The Ontario government believes it's struck the right balance in keeping the province's forests "healthy for generations to come" while "putting more wood to work" and creating "more good-pay jobs" in the forestry sector.
Provincial Natural Resources and Forestry Minister John Yakabuski released a new 10-year forestry plan - Sustainable Growth: Ontario's Forest Sector Strategy - in Rutherglen, near North Bay, Aug. 20.
The plan calls for "maintaining the highest levels" of forest management and environmental stewardship while improving cost competitiveness, promoting innovation, recruiting more people to the sector, and finding new markets.
"Ontario's sustainable forest management practices are based on the most up-to-date science and are continuously reviewed and improved to ensure the long-term health of our forests, while providing social, economic and environmental benefits for everyone across the province," said Yakabuski in a statement.
The nuts and bolts of the strategy go back to the fall of 2018 when a government delegation began travelling province gathering feedback from industry, municipal and First Nation leaders.
An advisory committee is being formed by the government to implement the plan.

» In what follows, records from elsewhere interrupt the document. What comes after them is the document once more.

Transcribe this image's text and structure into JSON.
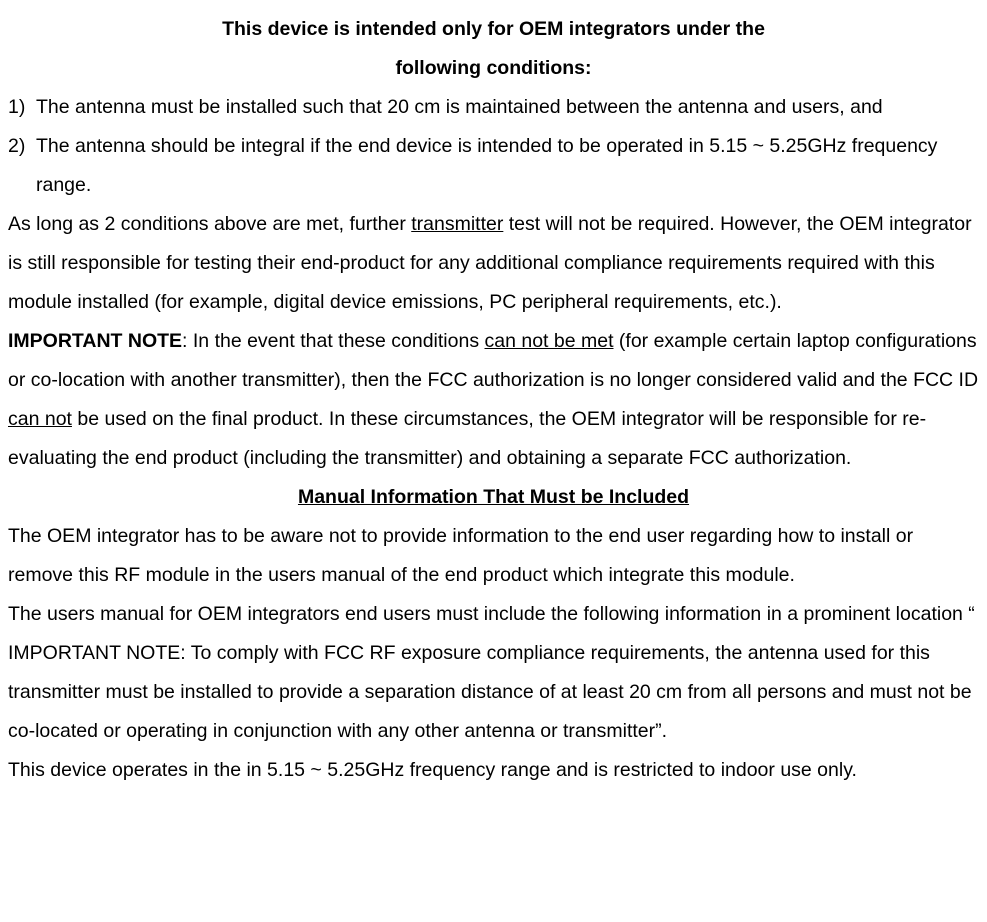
{
  "title_line1": "This device is intended only for OEM integrators under the",
  "title_line2": "following conditions:",
  "item1_marker": "1)",
  "item1_text": "The antenna must be installed such that 20 cm is maintained between the antenna and users, and",
  "item2_marker": "2)",
  "item2_text": "The antenna should be integral if the end device is intended to be operated in 5.15 ~ 5.25GHz frequency range.",
  "para1_a": "As long as 2 conditions above are met, further ",
  "para1_u": "transmitter",
  "para1_b": " test will not be required. However, the OEM integrator is still responsible for testing their end-product for any additional compliance requirements required with this module installed (for example, digital device emissions, PC peripheral requirements, etc.).",
  "para2_bold": "IMPORTANT NOTE",
  "para2_a": ": In the event that these conditions ",
  "para2_u1": "can not be met",
  "para2_b": " (for example certain laptop configurations or co-location with another transmitter), then the FCC authorization is no longer considered valid and the FCC ID ",
  "para2_u2": "can not",
  "para2_c": " be used on the final product. In these circumstances, the OEM integrator will be responsible for re-evaluating the end product (including the transmitter) and obtaining a separate FCC authorization.",
  "heading": "Manual Information That Must be Included",
  "para3": "The OEM integrator has to be aware not to provide information to the end user regarding how to install or remove this RF module in the users manual of the end product which integrate this module.",
  "para4": "The users manual for OEM integrators end users must include the following information in a prominent location “ IMPORTANT NOTE: To comply with FCC RF exposure compliance requirements, the antenna used for this transmitter must be installed to provide a separation distance of at least 20 cm from all persons and must not be co-located or operating in conjunction with any other antenna or transmitter”.",
  "para5": "This device operates in the in 5.15 ~ 5.25GHz frequency range and is restricted to indoor use only."
}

In praising the strategy, industry stakeholders, such as the Ontario Forest Industries Association (OFIA), said the pandemic underscored how essential the industry is providing much-needed consumer goods and medical supplies.
"As consumers experience lumber shortages across North America, Ontario is in a strategic position to grow the forest sector and provide sustainably sourced fibre to those who need it most,” said OFIA president Jamie Lim in a statement.
“Now more than ever, the forest sector will play a critical role in the recovery of rural and northern communities and the 147,000 people that depend on the industry for employment. With today’s announcement, we are excited for what the future has in store.”
Northern Superior Regional Deputy Grand Council Chief Edward Wawia said the strategy strengthens partnerships with Indigenous communities and commits to establishing a "long-term approach for protecting species at risk while removing unnecessary regulatory duplication.”
Hearst Mayor Roger Sigouin was pleased with the recognition in the strategy on the role that biomass plays in the forest products cycle.
"A Biomass Action Plan will support economic development through the use of mill by-products and underutilized wood volumes. Biomass facilities, such as the one found in my community, will play an essential role in a successful strategy.”
Northwestern Ontario's Wendy Landry, mayor of Shuniah (outside Thunder Bay) and president of the Northwestern Ontario Municipal Association, expressed excitement about the plan's release.
“Ontario’s Forest Sector Strategy will enhance recognition of Ontario’s sustainable forest management practices, increase forest growth, and remove barriers to accessing this renewable resource.
Premier Doug Ford and Minister of Natural Resources and Forestry John Yakabuski deserve recognition for their aspirational vision of Ontario’s forest sector.”
“It is clear that the Ontario government has listened to the needs of northern municipalities,” added Temiskaming's Danny Whalen, presidnt of the Federation of Northern Ontario Municipalities.
“A strong and sustainable forest sector supports thriving communities. We fully support the goals and objectives of Ontario’s Forest Sector Strategy.”